Hm. In my opinion, like many others here, nordic countries, except Sweden (...) are underestimated, the one most underestimated, imo, is Denmark, opening this page i though yeah, good point, they dont have any big companies... but some of the fellow forumers here quickly changed my view. It would be unfair to take the "oil" from Norway like that, there is no reason why we ought to disinclude that... its a part of economy, discounting it like that is a sign of jealousy (well duh, cant blame anyone for that...) Its just impossible to rank you guys...
id put Sweden as the leader (... economy wise, population wise, PR wise... so on)
and Finland Norway and Denmark behind it... sweden is the odd one here... but you are similar...


----------



## NorthStar77 (Oct 8, 2003)

staff said:


> How can Carlsberg not be listed there, or it is the "TDC"-post?


Norwegian Orkla owned Carlsberg until about a year ago. Then they sold all their shares to Carlsberg themselves, because they could not agree on the strategy for the future, Orkla wanted a more aggressive aproach.



staff said:


> Sweden are better than Norway in football right now.


Ahem, did you see the match last evening? It is the first time though on 67 years that Norway has beaten Sweden at Råsunda.

The Norwegian national team truly sucked during the leadership of their last coach(I've even forgot his name). Åge Hareide however, is the right man for the job, and is getting them gradually on the right path again.


----------



## staff (Oct 23, 2004)

DLL_4ever said:


> /\ I honestly dont know which country is better at football, Denmark or Sweden ... the last "important" game we faced was last year at the EURO2004 where we tied 2-2 .. that was an awesome game BTW  ... [...] ...also we made it to the semi-finals in World Cup 1998 (i believe) where we lost to Brazil 3-2 (very close game)


The game last summer was a real nailbiter! I honestly think that Denmark was the best team though, "letting" (well) Sweden score in the final minutes of the game. It was truly a Scandinavian victory against Italy. 

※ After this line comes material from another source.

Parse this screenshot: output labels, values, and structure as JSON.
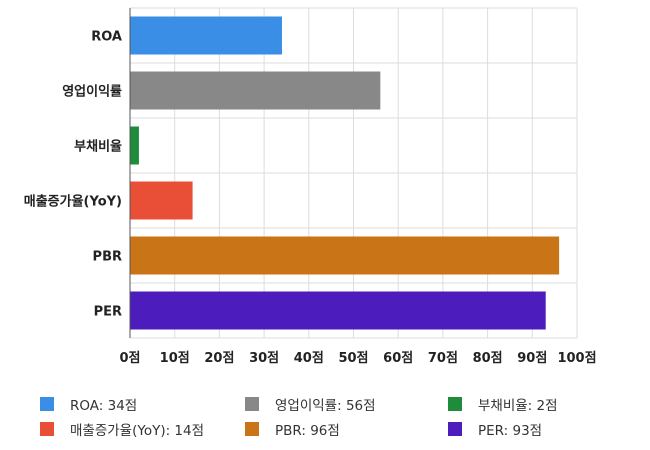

For your information, Denmark lost the *quarter-final* against Brazil, but as you wrote, it was a really close game!  I actually was in France during the WC'98 watching a couple of games (among them Norway-Brazil) at Stade Vélodrome in Marseille.


----------



## staff (Oct 23, 2004)

NorthStar77 said:


> Norwegian Orkla owned Carlsberg until about a year ago. Then they sold all their shares to Carlsberg themselves, because they could not agree on the strategy for the future, Orkla wanted a more aggressive aproach.


I wasn't aware of that. But my question remains, does "TDC" equal Carlsberg on that list? Carlsberg must be one of the strongest brand names in the world, isn't it? I've spent a lot of time in Vietnam this winter, and Carlsberg is practically the only beer you could get there, apart from the local brews! 

I think Carlsberg is jointly owned by Danish and Thai interests though (?).



NorthStar77 said:


> Ahem, did you see the match last evening? It is the first time though on 67 years that Norway has beaten Sweden at Råsunda.
> 
> The Norwegian national team truly sucked during the leadership of their last coach(I've even forgot his name). Åge Hareide however, is the right man for the job, and is getting them gradually on the right path again.


Yeah, but at least Sweden's team was really a "B-team" with players who are not generally ordinary on the field. I don't know about Norway's squad though, but it is certainly fun to see Jon-Inge Höiland (Malmö FF player) play!


----------